The 2015 act also locked out travelers retuning to the U.S., from these specified countries, if they were there on or after March 1, 2011, according to a White House press release.

Karimzadeh said that only the top “brains of Iran” can study in the U.S., and they are usually graduate students like herself; smart, valuable assets to the nation.

“This is not the way they should be treated,” Karimzadeh said. “This is humiliating.”

She said they have to go through a tough visa process, which can take up to three or four months to complete.

Karimzadeh believes there may be more students who will study in Canada or European countries where they would feel safer.

A WSU staff member from Iran asked to remain anonymous because she is afraid of losing her right to reside here.

“This is alarming,” the Iranian staff member said. “It’s unconstitutional and it goes against a lot of what America is about, and what it’s been in the past few years.”

She originally considered moving to another country when the order was enacted, but the reactions from people around the country changed her mind.

“I saw people standing up for us,” she said. “At the airports, on the streets. That gave me the momentum to power through this and to fight for it.”

Re-entry issues

A WSU student who is set to work with a water researcher at the Prosser extension campus is currently stuck outside the U.S.

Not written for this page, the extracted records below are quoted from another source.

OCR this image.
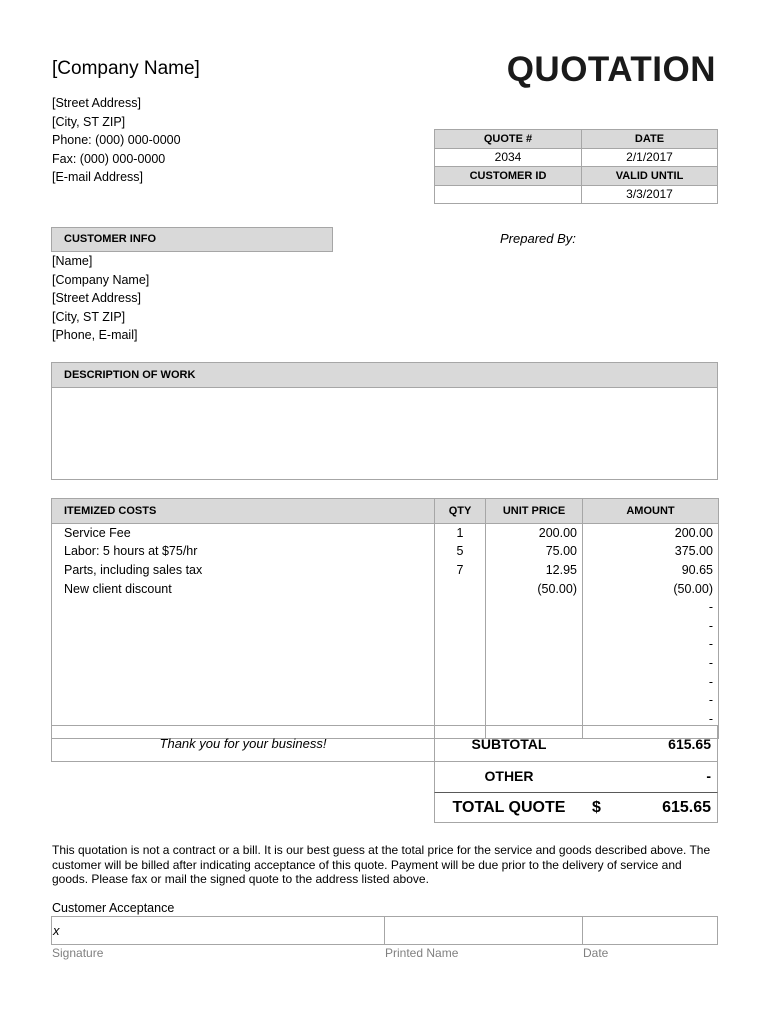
[Company Name]	QUOTATION
[Street Address]
[City, ST ZIP]
Phone: (000) 000-0000
Fax: (000) 000-0000
[E-mail Address]
QUOTE #	DATE
2034	2/1/2017
CUSTOMER ID	VALID UNTIL
	3/3/2017
CUSTOMER INFO	Prepared By:
[Name]
[Company Name]
[Street Address]
[City, ST ZIP]
[Phone, E-mail]
DESCRIPTION OF WORK
ITEMIZED COSTS	QTY	UNIT PRICE	AMOUNT
Service Fee	1	200.00	200.00
Labor: 5 hours at $75/hr	5	75.00	375.00
Parts, including sales tax	7	12.95	90.65
New client discount		(50.00)	(50.00)
			-
			-
			-
			-
			-
			-
			-

Thank you for your business!	SUBTOTAL	615.65
OTHER	-
TOTAL QUOTE	$	615.65
This quotation is not a contract or a bill. It is our best guess at the total price for the service and goods described above. The customer will be billed after indicating acceptance of this quote. Payment will be due prior to the delivery of service and goods. Please fax or mail the signed quote to the address listed above.
Customer Acceptance
x
Signature	Printed Name	Date
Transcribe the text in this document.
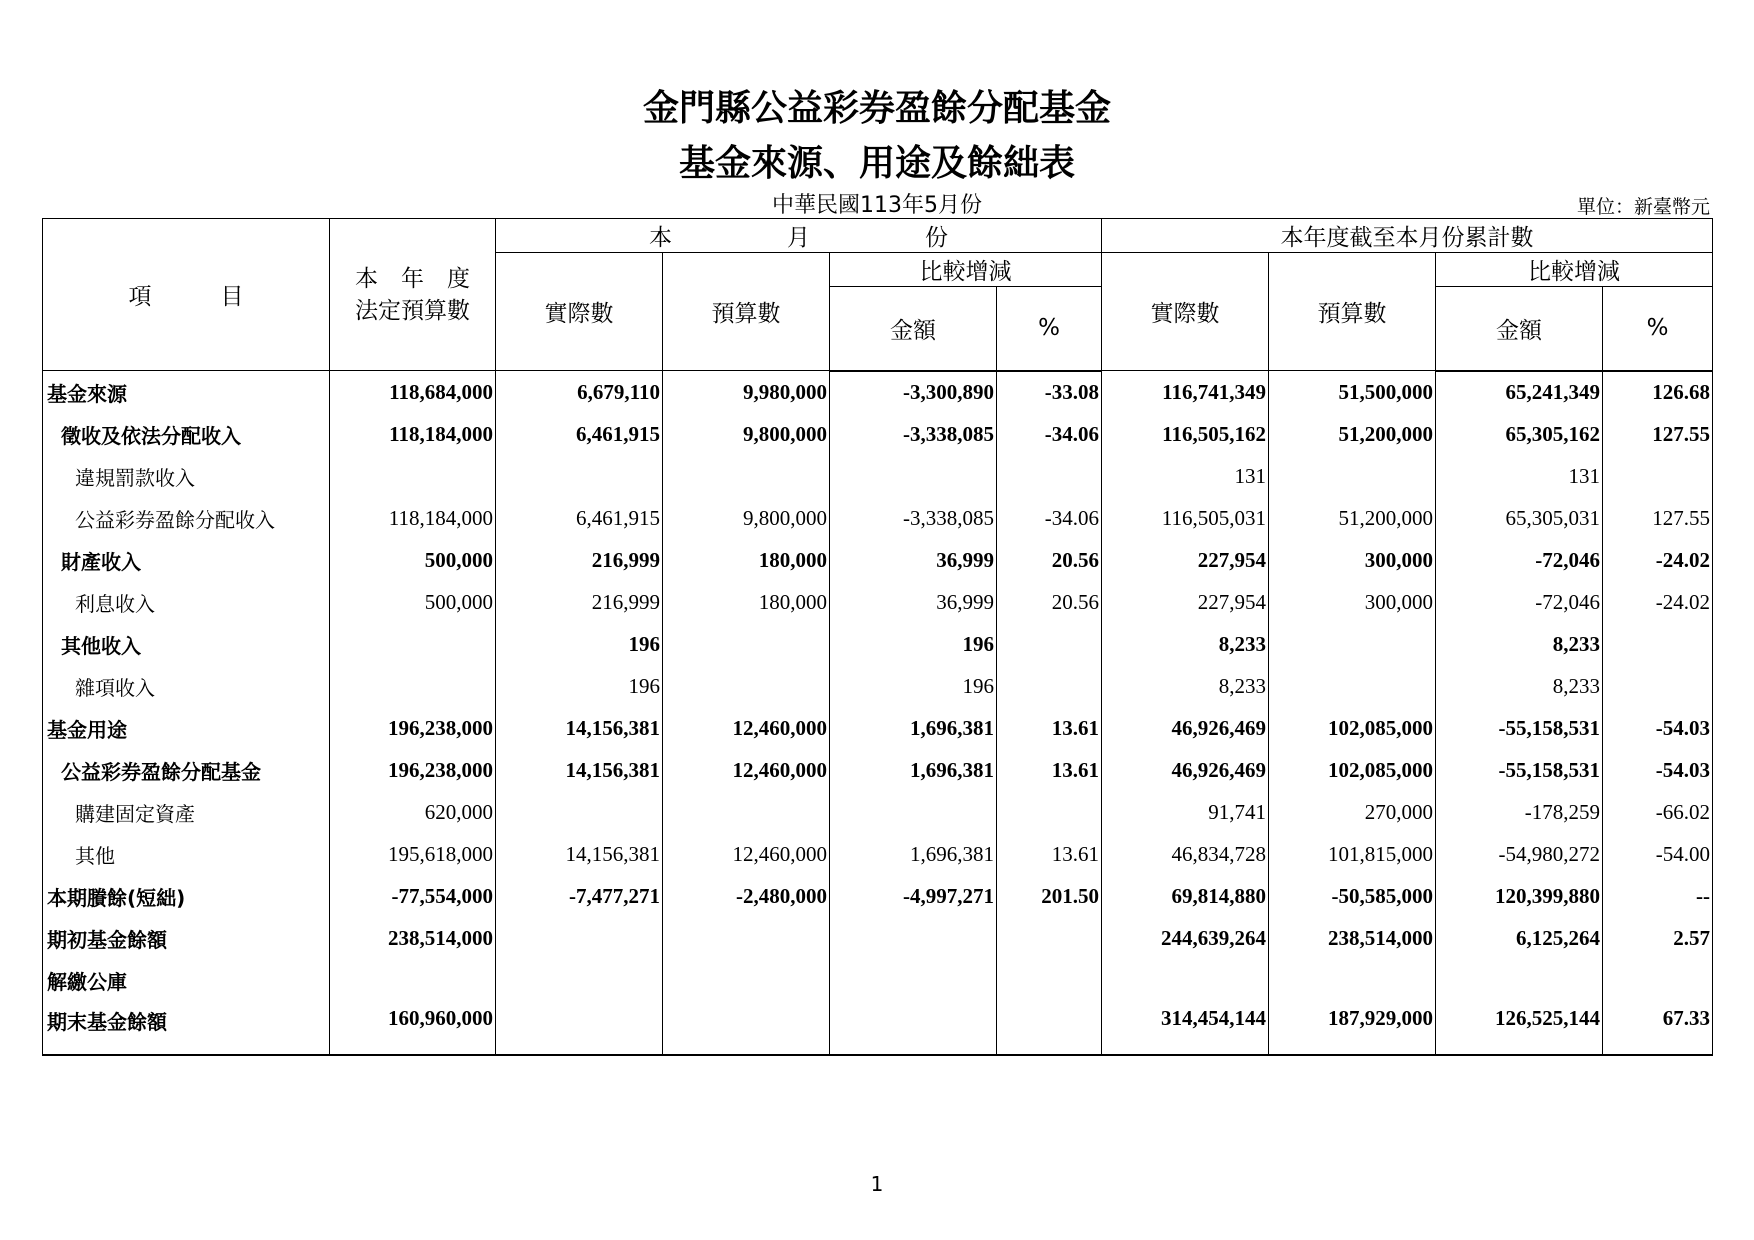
金門縣公益彩券盈餘分配基金
基金來源、用途及餘絀表
中華民國113年5月份	單位：新臺幣元
項　　　目	本　年　度
法定預算數	本　　　　　月　　　　　份				本年度截至本月份累計數			
		實際數	預算數	比較增減		實際數	預算數	比較增減	
				金額	%			金額	%
基金來源	118,684,000	6,679,110	9,980,000	-3,300,890	-33.08	116,741,349	51,500,000	65,241,349	126.68
徵收及依法分配收入	118,184,000	6,461,915	9,800,000	-3,338,085	-34.06	116,505,162	51,200,000	65,305,162	127.55
違規罰款收入						131		131	
公益彩券盈餘分配收入	118,184,000	6,461,915	9,800,000	-3,338,085	-34.06	116,505,031	51,200,000	65,305,031	127.55
財產收入	500,000	216,999	180,000	36,999	20.56	227,954	300,000	-72,046	-24.02
利息收入	500,000	216,999	180,000	36,999	20.56	227,954	300,000	-72,046	-24.02
其他收入		196		196		8,233		8,233	
雜項收入		196		196		8,233		8,233	
基金用途	196,238,000	14,156,381	12,460,000	1,696,381	13.61	46,926,469	102,085,000	-55,158,531	-54.03
公益彩券盈餘分配基金	196,238,000	14,156,381	12,460,000	1,696,381	13.61	46,926,469	102,085,000	-55,158,531	-54.03
購建固定資產	620,000					91,741	270,000	-178,259	-66.02
其他	195,618,000	14,156,381	12,460,000	1,696,381	13.61	46,834,728	101,815,000	-54,980,272	-54.00
本期賸餘(短絀)	-77,554,000	-7,477,271	-2,480,000	-4,997,271	201.50	69,814,880	-50,585,000	120,399,880	--
期初基金餘額	238,514,000					244,639,264	238,514,000	6,125,264	2.57
解繳公庫									
期末基金餘額	160,960,000					314,454,144	187,929,000	126,525,144	67.33
1
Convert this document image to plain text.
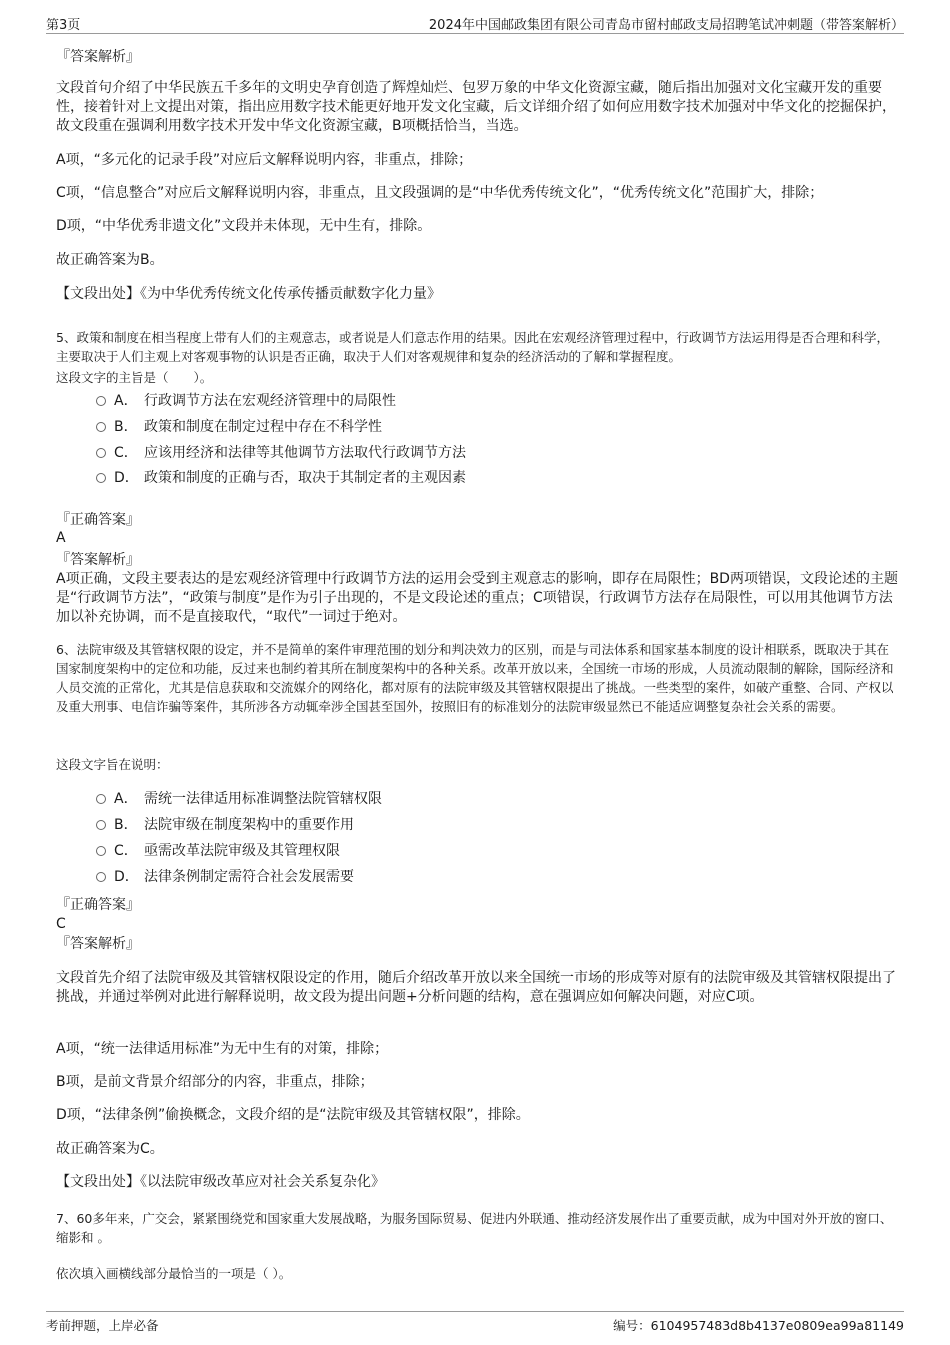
第3页	2024年中国邮政集团有限公司青岛市留村邮政支局招聘笔试冲刺题（带答案解析）
『答案解析』
文段首句介绍了中华民族五千多年的文明史孕育创造了辉煌灿烂、包罗万象的中华文化资源宝藏，随后指出加强对文化宝藏开发的重要性，接着针对上文提出对策，指出应用数字技术能更好地开发文化宝藏，后文详细介绍了如何应用数字技术加强对中华文化的挖掘保护，故文段重在强调利用数字技术开发中华文化资源宝藏，B项概括恰当，当选。
A项，“多元化的记录手段”对应后文解释说明内容，非重点，排除；
C项，“信息整合”对应后文解释说明内容，非重点，且文段强调的是“中华优秀传统文化”，“优秀传统文化”范围扩大，排除；
D项，“中华优秀非遗文化”文段并未体现，无中生有，排除。
故正确答案为B。
【文段出处】《为中华优秀传统文化传承传播贡献数字化力量》
5、政策和制度在相当程度上带有人们的主观意志，或者说是人们意志作用的结果。因此在宏观经济管理过程中，行政调节方法运用得是否合理和科学，主要取决于人们主观上对客观事物的认识是否正确，取决于人们对客观规律和复杂的经济活动的了解和掌握程度。
这段文字的主旨是（　　）。
A． 行政调节方法在宏观经济管理中的局限性
B． 政策和制度在制定过程中存在不科学性
C． 应该用经济和法律等其他调节方法取代行政调节方法
D． 政策和制度的正确与否，取决于其制定者的主观因素
『正确答案』
A
『答案解析』
A项正确，文段主要表达的是宏观经济管理中行政调节方法的运用会受到主观意志的影响，即存在局限性；BD两项错误，文段论述的主题是“行政调节方法”，“政策与制度”是作为引子出现的，不是文段论述的重点；C项错误，行政调节方法存在局限性，可以用其他调节方法加以补充协调，而不是直接取代，“取代”一词过于绝对。
6、法院审级及其管辖权限的设定，并不是简单的案件审理范围的划分和判决效力的区别，而是与司法体系和国家基本制度的设计相联系，既取决于其在国家制度架构中的定位和功能，反过来也制约着其所在制度架构中的各种关系。改革开放以来，全国统一市场的形成，人员流动限制的解除，国际经济和人员交流的正常化，尤其是信息获取和交流媒介的网络化，都对原有的法院审级及其管辖权限提出了挑战。一些类型的案件，如破产重整、合同、产权以及重大刑事、电信诈骗等案件，其所涉各方动辄牵涉全国甚至国外，按照旧有的标准划分的法院审级显然已不能适应调整复杂社会关系的需要。
这段文字旨在说明：
A． 需统一法律适用标准调整法院管辖权限
B． 法院审级在制度架构中的重要作用
C． 亟需改革法院审级及其管理权限
D． 法律条例制定需符合社会发展需要
『正确答案』
C
『答案解析』
文段首先介绍了法院审级及其管辖权限设定的作用，随后介绍改革开放以来全国统一市场的形成等对原有的法院审级及其管辖权限提出了挑战，并通过举例对此进行解释说明，故文段为提出问题+分析问题的结构，意在强调应如何解决问题，对应C项。
A项，“统一法律适用标准”为无中生有的对策，排除；
B项，是前文背景介绍部分的内容，非重点，排除；
D项，“法律条例”偷换概念，文段介绍的是“法院审级及其管辖权限”，排除。
故正确答案为C。
【文段出处】《以法院审级改革应对社会关系复杂化》
7、60多年来，广交会，紧紧围绕党和国家重大发展战略，为服务国际贸易、促进内外联通、推动经济发展作出了重要贡献，成为中国对外开放的窗口、缩影和 。
依次填入画横线部分最恰当的一项是（ ）。
考前押题，上岸必备	编号：6104957483d8b4137e0809ea99a81149
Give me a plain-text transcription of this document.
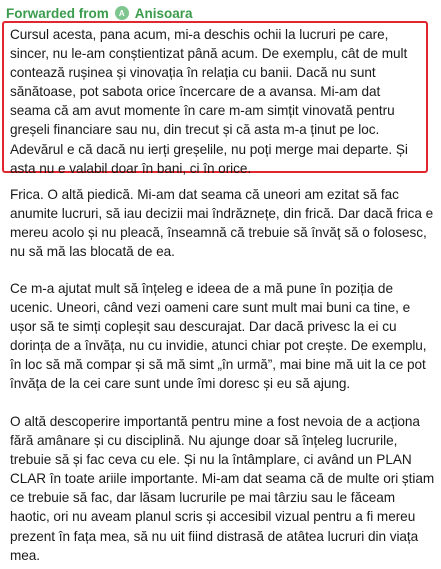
Forwarded from	A Anisoara

Cursul acesta, pana acum, mi-a deschis ochii la lucruri pe care, sincer, nu le-am conștientizat până acum. De exemplu, cât de mult contează rușinea și vinovația în relația cu banii. Dacă nu sunt sănătoase, pot sabota orice încercare de a avansa. Mi-am dat seama că am avut momente în care m-am simțit vinovată pentru greșeli financiare sau nu, din trecut și că asta m-a ținut pe loc. Adevărul e că dacă nu ierți greșelile, nu poți merge mai departe. Și asta nu e valabil doar în bani, ci în orice.

Frica. O altă piedică. Mi-am dat seama că uneori am ezitat să fac anumite lucruri, să iau decizii mai îndrăznețe, din frică. Dar dacă frica e mereu acolo și nu pleacă, înseamnă că trebuie să învăț să o folosesc, nu să mă las blocată de ea.

Ce m-a ajutat mult să înțeleg e ideea de a mă pune în poziția de ucenic. Uneori, când vezi oameni care sunt mult mai buni ca tine, e ușor să te simți copleșit sau descurajat. Dar dacă privesc la ei cu dorința de a învăța, nu cu invidie, atunci chiar pot crește. De exemplu, în loc să mă compar și să mă simt „în urmă”, mai bine mă uit la ce pot învăța de la cei care sunt unde îmi doresc și eu să ajung.

O altă descoperire importantă pentru mine a fost nevoia de a acționa fără amânare și cu disciplină. Nu ajunge doar să înțeleg lucrurile, trebuie să și fac ceva cu ele. Și nu la întâmplare, ci având un PLAN CLAR în toate ariile importante. Mi-am dat seama că de multe ori știam ce trebuie să fac, dar lăsam lucrurile pe mai târziu sau le făceam haotic, ori nu aveam planul scris și accesibil vizual pentru a fi mereu prezent în fața mea, să nu uit fiind distrasă de atâtea lucruri din viața mea.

Because of President Donald Trump’s recent executive order, the student was turned back in Amsterdam, WSU spokesperson Rob Strenge wrote in an email. For privacy reasons, Strenge could not release the student’s name.

Strenge wrote that WSU has been in communication with the Congressional offices and the staff of Rep. Dan Newhouse (R) offered to help.

Peters has been in communication with the student and filled out the necessary forms for the Congressional office to help the student get back into the U.S., Strenge wrote.

“There may not be an immediate solution,” Strenge wrote in the email, “but the Congressman’s office is working with Dr. Peters to gather the needed information and see if he can attempt to help in any way possible.”

WSU has also made Sens. Patty Murray (D) and Maria Cantwell (D) aware of the situation and has received their support.

“I understand we have a handful of other students who are experiencing some problems currently,” Strenge wrote, “but that this one student appears to be the only one actually having difficulty re-entering the U.S.”